Eu entro e sinto, conheço e sei, eu mostro e escolho o monstro, a lei. Confesso esperava uma negra verdade, um lado mais escuro de dizer quem é rei, um lado mais estranho de criar profecia, a espada e o anel, tudo o que queria. Dá ouro, dá prata, dá armas antigas, dá mulheres, os carros, quinquilharias, dá gemas , as pedras, safira, o rubi mas a minha alma só te quer a ti. A espada, o anel e a tua vontade, presa e unida, em âmbar selada, milhões os milénios ela preservada, eu escondo e conheço das coisas antigas, coleciono-te a ti, às almas perdidas.

O senhor da torre vê longe mas desconhece o que carregas no teu coração. É ainda mais estranho. Tu respondes ao senhor da torre:

A entrada mais estreita consegue surpreender até o diabo. Eu escolho uma prece e duas dúzias de crianças que façam a minha vontade. Lavar os pés no rio do seu sangue, escovar os dentes com uma escova dos seus cabelos, eu entrego-te ninharias, os olhos das crianças. Eu ensino a ser mais demónio, a ser terrível e inacabado e belo.
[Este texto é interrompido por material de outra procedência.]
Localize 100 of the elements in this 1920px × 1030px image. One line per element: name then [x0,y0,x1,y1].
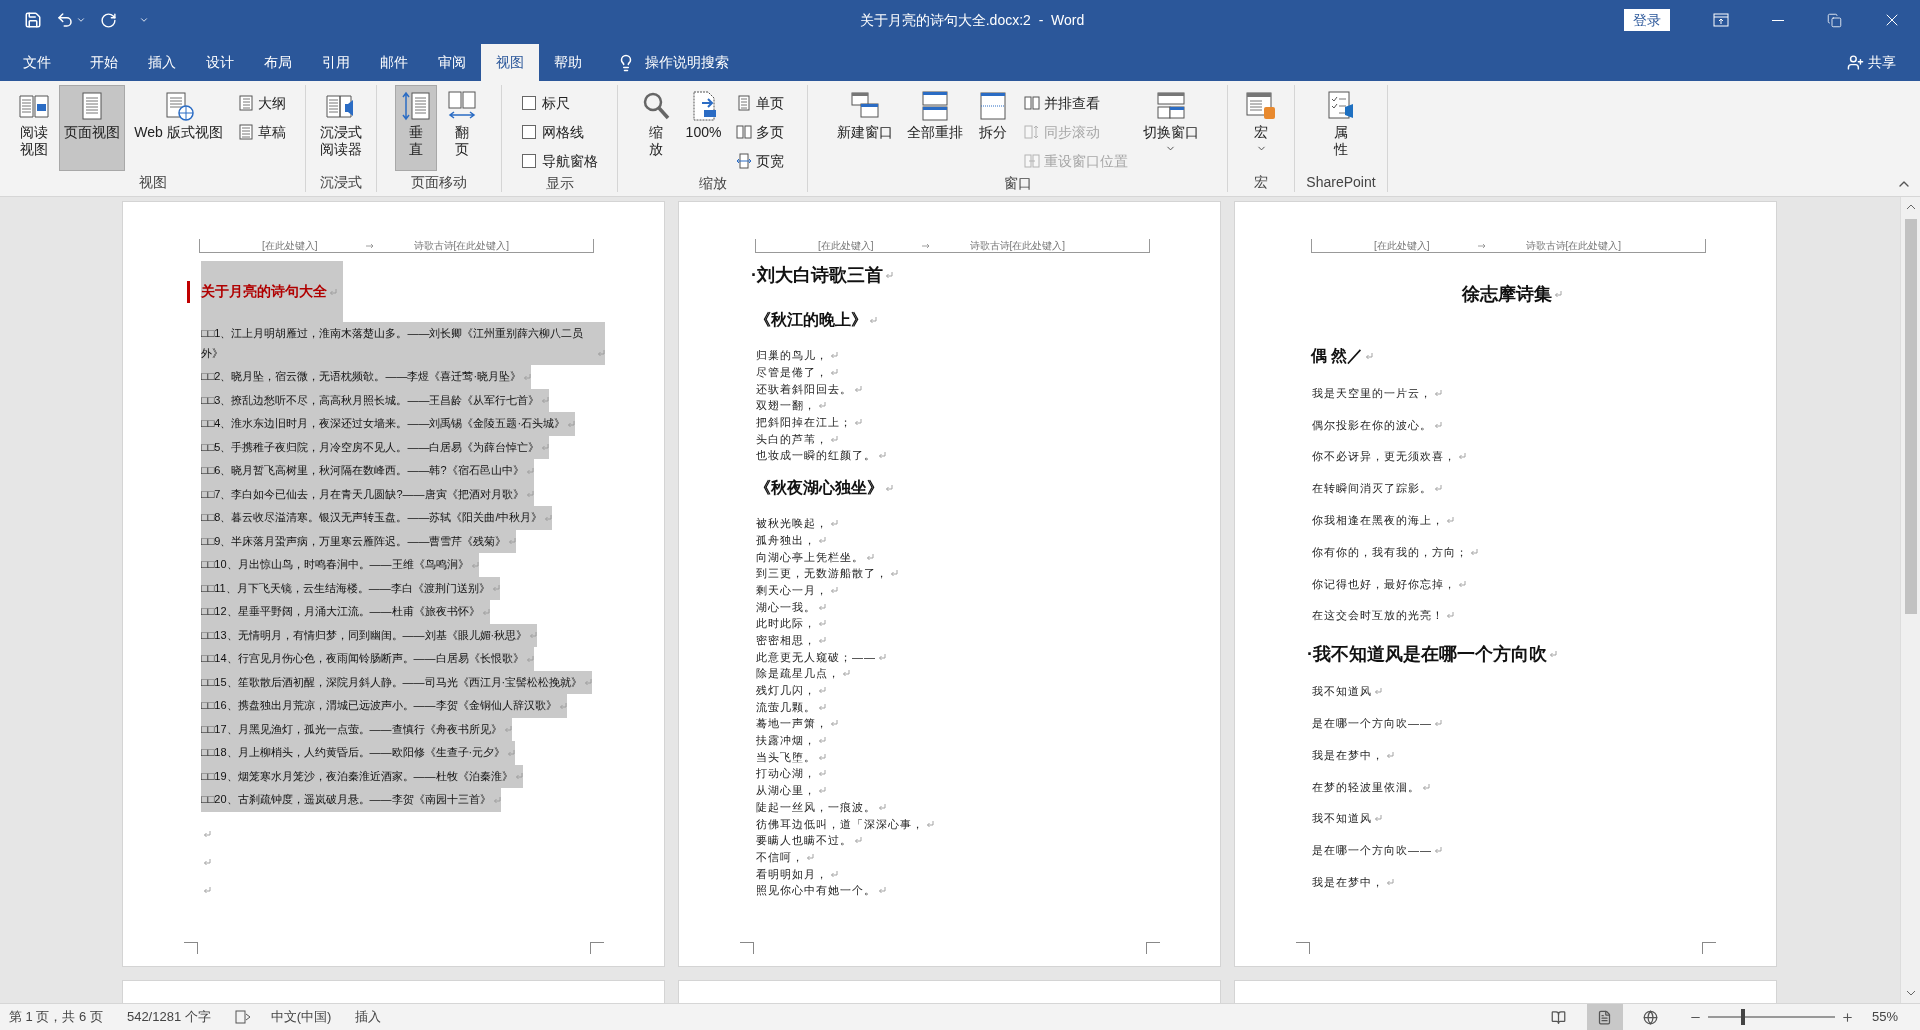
ribbon-button[interactable]: 页面视图 [59,85,126,171]
ribbon-button[interactable]: 阅读视图 [13,85,56,171]
ribbon-button[interactable]: 垂直 [395,85,437,171]
checkbox-option[interactable]: 导航窗格 [521,149,598,173]
paragraph-mark-icon [1434,484,1442,493]
word-count[interactable]: 542/1281 个字 [126,1007,211,1027]
paragraph-mark-icon [885,271,893,279]
paragraph-mark-icon [818,769,826,778]
ribbon-tab[interactable]: 审阅 [423,44,481,81]
ribbon-tab[interactable]: 布局 [249,44,307,81]
ribbon-button[interactable]: 翻页 [441,85,483,171]
heading-bar [187,281,190,303]
ribbon-small-button[interactable]: 多页 [736,120,785,144]
checkbox-option[interactable]: 标尺 [521,91,598,115]
ribbon-button[interactable]: 沉浸式阅读器 [315,85,367,171]
customize-caret-icon[interactable] [139,15,149,25]
view-button[interactable] [1586,1004,1623,1030]
ribbon-button[interactable]: Web 版式视图 [129,85,228,171]
poem-line: 是在哪一个方向吹—— [1312,843,1432,858]
poem-line: □□9、半床落月蛩声病，万里寒云雁阵迟。——曹雪芹《残菊》 [201,533,507,549]
ribbon-small-button[interactable]: 草稿 [237,120,286,144]
language-indicator[interactable]: 中文(中国) [270,1007,332,1027]
scrollbar-thumb[interactable] [1904,219,1917,614]
vertical-scrollbar[interactable] [1900,197,1920,1003]
group-label: 窗口 [1003,173,1032,193]
poem-line: □□18、月上柳梢头，人约黄昏后。——欧阳修《生查子·元夕》 [201,745,506,760]
paragraph-mark-icon [1553,290,1562,298]
ribbon-tab[interactable]: 视图 [481,44,539,81]
header-text: [在此处键入] [818,240,874,252]
save-icon[interactable] [24,11,42,29]
ribbon-button[interactable]: 缩放 [634,85,677,171]
section-heading: 《秋江的晚上》 [755,310,867,330]
paragraph-mark-icon [525,654,534,663]
section-heading: ·我不知道风是在哪一个方向吹 [1307,642,1547,666]
caret-icon[interactable] [76,15,86,25]
ribbon-button[interactable]: 全部重排 [901,85,968,171]
zoom-in-icon[interactable] [1840,1010,1854,1024]
scroll-up-icon[interactable] [1905,203,1916,211]
ribbon-tab[interactable]: 文件 [8,44,66,81]
two-pages-icon [736,124,753,140]
group-label: 缩放 [698,173,727,193]
ribbon-tab[interactable]: 插入 [133,44,191,81]
share-button[interactable]: 共享 [1847,44,1896,81]
poem-line: 从湖心里， [756,783,816,798]
ribbon-button[interactable]: 宏 [1240,85,1282,171]
paragraph-mark-icon [1386,878,1394,887]
read-mode-icon [1551,1009,1567,1025]
sign-in-button[interactable]: 登录 [1624,9,1670,31]
checkbox-option[interactable]: 网格线 [521,120,598,144]
paragraph-mark-icon [203,885,211,894]
paragraph-mark-icon [597,349,605,357]
checkbox[interactable] [521,96,536,110]
paragraph-mark-icon [878,802,886,811]
ribbon-tab[interactable]: 帮助 [539,44,597,81]
ribbon-tab[interactable]: 邮件 [365,44,423,81]
paragraph-mark-icon [854,384,862,393]
poem-line: 你不必讶异，更无须欢喜， [1312,449,1456,464]
ribbon-button[interactable]: 属性 [1320,85,1362,171]
paragraph-mark-icon [1434,420,1442,429]
paragraph-mark-icon [492,795,501,804]
ribbon-button[interactable]: 100% [680,85,727,171]
paragraph-mark-icon [1458,452,1466,461]
insert-mode[interactable]: 插入 [355,1007,382,1027]
ribbon-small-button[interactable]: 单页 [736,91,785,115]
paragraph-mark-icon [854,836,862,845]
poem-line: 残灯几闪， [756,683,816,698]
scroll-down-icon[interactable] [1905,989,1916,997]
ribbon-button[interactable]: 拆分 [971,85,1014,171]
ribbon-small-button[interactable]: 页宽 [736,149,785,173]
section-heading: ·刘大白诗歌三首 [751,263,883,287]
zoom-percentage[interactable]: 55% [1871,1007,1898,1027]
poem-line: 偶尔投影在你的波心。 [1312,417,1432,432]
paragraph-mark-icon [541,396,550,404]
ribbon-small-button[interactable]: 大纲 [237,91,286,115]
paragraph-mark-icon [830,869,838,878]
checkbox[interactable] [521,154,536,168]
paragraph-mark-icon [329,287,337,296]
ribbon-tab[interactable]: 开始 [75,44,133,81]
undo-icon[interactable] [56,11,74,29]
poem-line: 你记得也好，最好你忘掉， [1312,576,1456,591]
poem-line: 在这交会时互放的光亮！ [1312,608,1444,623]
window-title: 关于月亮的诗句大全.docx:2 - Word [859,10,1085,30]
page-count[interactable]: 第 1 页，共 6 页 [9,1007,103,1027]
ribbon-button[interactable]: 切换窗口 [1137,85,1204,171]
checkbox[interactable] [521,125,536,139]
ribbon-tab[interactable]: 引用 [307,44,365,81]
paragraph-mark-icon [1422,782,1430,791]
ribbon-small-button[interactable]: 并排查看 [1023,91,1128,115]
poem-line: 被秋光唤起， [756,516,828,531]
header-text: [在此处键入] [262,240,318,252]
zoom-slider[interactable] [1707,1009,1835,1025]
proofing-icon[interactable] [234,1010,251,1024]
poem-line: 把斜阳掉在江上； [756,415,852,430]
ribbon-tab[interactable]: 设计 [191,44,249,81]
tell-me-field[interactable]: 操作说明搜索 [645,52,729,73]
redo-icon[interactable] [100,11,117,29]
zoom-slider-thumb[interactable] [1741,1009,1745,1025]
poem-line: □□17、月黑见渔灯，孤光一点萤。——查慎行《舟夜书所见》 [201,721,502,737]
tab-mark-icon [365,243,374,249]
ribbon-button[interactable]: 新建窗口 [831,85,898,171]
Eu colhi sete mares para tos dar, para os perder nos teus cabelos e para lá me perder também. Nada é meu na fúria da colheita, nada sob sol ou lua se saqueia como eu saquearei as tuas cidades, nenhum cabelo, nenhum só segredo. Respiro, eu não escondo, eu mostro, eu monstro, em ti, por cima, sempre. Eu acolho.
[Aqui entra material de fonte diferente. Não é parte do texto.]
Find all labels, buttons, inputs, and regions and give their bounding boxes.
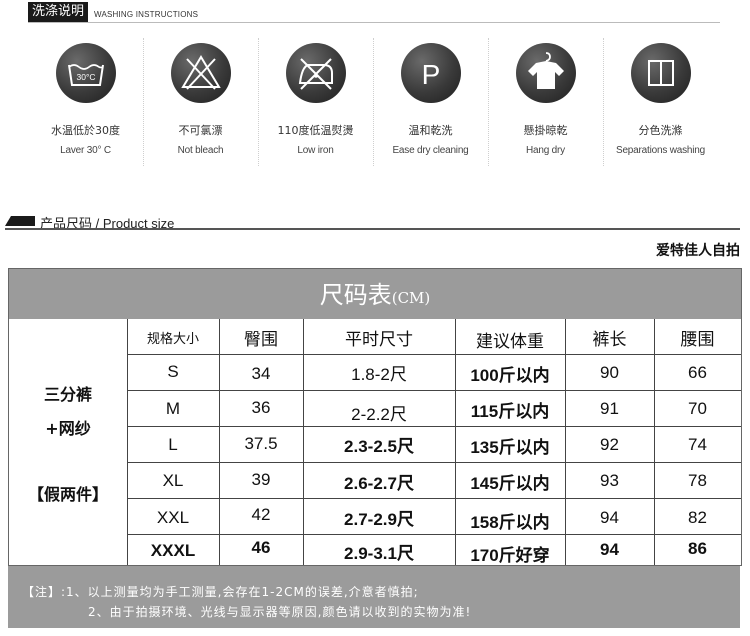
header-weight: 建议体重 bbox=[476, 332, 544, 352]
wash-item-hang-dry: 懸掛晾乾 Hang dry bbox=[488, 38, 603, 178]
header-hip: 臀围 bbox=[244, 330, 278, 350]
row-divider bbox=[127, 534, 741, 535]
row-divider bbox=[127, 462, 741, 463]
washing-tag-cn: 洗涤说明 bbox=[28, 2, 89, 22]
wash-item-label-en: Low iron bbox=[297, 145, 334, 156]
header-length: 裤长 bbox=[592, 330, 627, 350]
table-cell: 1.8-2尺 bbox=[351, 365, 407, 384]
dry-clean-icon: P bbox=[401, 43, 461, 103]
wash-item-label-cn: 温和乾洗 bbox=[408, 124, 453, 137]
product-line-cell: 三分裤 +网纱 【假两件】 bbox=[9, 319, 128, 565]
size-table-grid: 三分裤 +网纱 【假两件】 规格大小 臀围 平时尺寸 建议体重 裤长 腰围 S … bbox=[9, 319, 741, 565]
table-cell: 2.6-2.7尺 bbox=[344, 474, 414, 493]
table-cell: 94 bbox=[600, 508, 619, 527]
washing-divider bbox=[28, 22, 720, 23]
wash-item-30: 30°C 水温低於30度 Laver 30° C bbox=[28, 38, 143, 178]
notes-box: 【注】:1、以上测量均为手工测量,会存在1-2CM的误差,介意者慎拍; 2、由于… bbox=[8, 566, 740, 628]
table-cell: 74 bbox=[688, 435, 707, 454]
wash-item-label-en: Separations washing bbox=[615, 145, 706, 156]
table-cell: 135斤以内 bbox=[470, 438, 550, 457]
header-size: 规格大小 bbox=[146, 332, 199, 347]
table-cell: XXXL bbox=[150, 541, 196, 560]
table-cell: 90 bbox=[600, 363, 619, 382]
row-divider bbox=[127, 498, 741, 499]
washing-header: 洗涤说明 WASHING INSTRUCTIONS bbox=[0, 0, 750, 30]
wash-item-separate: 分色洗滌 Separations washing bbox=[603, 38, 718, 178]
hang-dry-icon bbox=[516, 43, 576, 103]
row-divider bbox=[127, 390, 741, 391]
wash-item-label-cn: 懸掛晾乾 bbox=[523, 124, 568, 137]
wash-item-no-bleach: 不可氯漂 Not bleach bbox=[143, 38, 258, 178]
table-cell: 158斤以内 bbox=[470, 513, 550, 532]
table-cell: L bbox=[168, 435, 178, 454]
wash-item-label-en: Ease dry cleaning bbox=[392, 145, 469, 156]
table-cell: 36 bbox=[251, 398, 271, 417]
header-usual-size: 平时尺寸 bbox=[345, 330, 413, 350]
table-cell: 66 bbox=[688, 363, 707, 382]
low-iron-icon bbox=[286, 43, 346, 103]
table-cell: 2.7-2.9尺 bbox=[344, 510, 414, 529]
washing-tag-en: WASHING INSTRUCTIONS bbox=[94, 10, 199, 19]
table-cell: M bbox=[165, 399, 181, 418]
table-cell: 82 bbox=[688, 508, 707, 527]
table-cell: 78 bbox=[688, 471, 707, 490]
table-cell: 86 bbox=[688, 539, 707, 558]
wash-item-label-cn: 水温低於30度 bbox=[51, 124, 120, 137]
table-cell: 2.3-2.5尺 bbox=[344, 437, 414, 456]
row-divider bbox=[127, 354, 741, 355]
table-cell: 37.5 bbox=[244, 434, 278, 453]
row-divider bbox=[127, 426, 741, 427]
table-cell: 170斤好穿 bbox=[470, 546, 550, 565]
table-cell: 91 bbox=[600, 399, 619, 418]
note-line-1: 【注】:1、以上测量均为手工测量,会存在1-2CM的误差,介意者慎拍; bbox=[22, 585, 419, 599]
table-cell: 70 bbox=[688, 399, 707, 418]
product-line-1: 三分裤 bbox=[43, 385, 92, 404]
size-table-title: 尺码表(CM) bbox=[9, 269, 741, 319]
separate-wash-icon bbox=[631, 43, 691, 103]
size-table: 尺码表(CM) 三分裤 +网纱 【假两件】 规格大小 臀围 平时尺寸 建议体重 … bbox=[8, 268, 742, 566]
table-cell: 39 bbox=[251, 470, 271, 489]
product-line-3: 【假两件】 bbox=[27, 485, 108, 504]
header-waist: 腰围 bbox=[680, 330, 715, 350]
table-cell: XXL bbox=[156, 508, 190, 527]
table-cell: 115斤以内 bbox=[470, 402, 550, 421]
table-cell: 93 bbox=[600, 471, 619, 490]
wash-item-label-cn: 分色洗滌 bbox=[638, 124, 683, 137]
table-cell: 34 bbox=[251, 364, 271, 383]
product-line-2: +网纱 bbox=[45, 419, 91, 438]
wash-item-label-en: Not bleach bbox=[177, 145, 224, 156]
table-cell: 145斤以内 bbox=[470, 474, 550, 493]
wash-30-badge: 30°C bbox=[77, 72, 96, 82]
no-bleach-icon bbox=[171, 43, 231, 103]
table-cell: 94 bbox=[600, 540, 619, 559]
table-cell: XL bbox=[162, 471, 184, 490]
size-table-unit: (CM) bbox=[391, 289, 431, 307]
table-cell: 46 bbox=[251, 538, 271, 557]
wash-item-label-en: Laver 30° C bbox=[60, 145, 111, 156]
wash-item-label-en: Hang dry bbox=[526, 145, 565, 156]
table-cell: 2-2.2尺 bbox=[351, 405, 407, 424]
wash-item-label-cn: 不可氯漂 bbox=[178, 124, 223, 137]
table-cell: 2.9-3.1尺 bbox=[344, 544, 414, 563]
washing-icons-row: 30°C 水温低於30度 Laver 30° C 不可氯漂 Not bleach bbox=[28, 38, 720, 178]
brand-label: 爱特佳人自拍 bbox=[656, 243, 740, 259]
table-cell: S bbox=[167, 362, 179, 381]
wash-item-label-cn: 110度低温熨燙 bbox=[277, 124, 354, 137]
dry-clean-badge: P bbox=[422, 59, 441, 90]
wash-item-low-iron: 110度低温熨燙 Low iron bbox=[258, 38, 373, 178]
section-marker-icon bbox=[5, 216, 35, 226]
table-cell: 92 bbox=[600, 435, 619, 454]
wash-30-icon: 30°C bbox=[56, 43, 116, 103]
wash-item-dry-clean: P 温和乾洗 Ease dry cleaning bbox=[373, 38, 488, 178]
product-size-divider bbox=[5, 228, 740, 230]
note-line-2: 2、由于拍摄环境、光线与显示器等原因,颜色请以收到的实物为准! bbox=[88, 605, 472, 619]
table-cell: 42 bbox=[251, 505, 271, 524]
size-table-title-text: 尺码表 bbox=[319, 281, 392, 309]
table-cell: 100斤以内 bbox=[470, 366, 550, 385]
O senhor da torre responde:

Eu digo calma, respira e executa a tua missão, ela quer-te cego e impotente para gastar as tuas fortunas mas tu serás como um gato, furtivo, à espera do momento de atacar e depois ficarás com tudo de novo, só que o dobro, o dobro e mais. Rogarão pragas no teu nome, eu digo-te, rogarão pragas e invocarão mais demónios do que os que alguma vez moraram no mar da chama. Eu começo a entender-te, é um ataque, um movimento que parecer ser errático mas procura o centro, poder.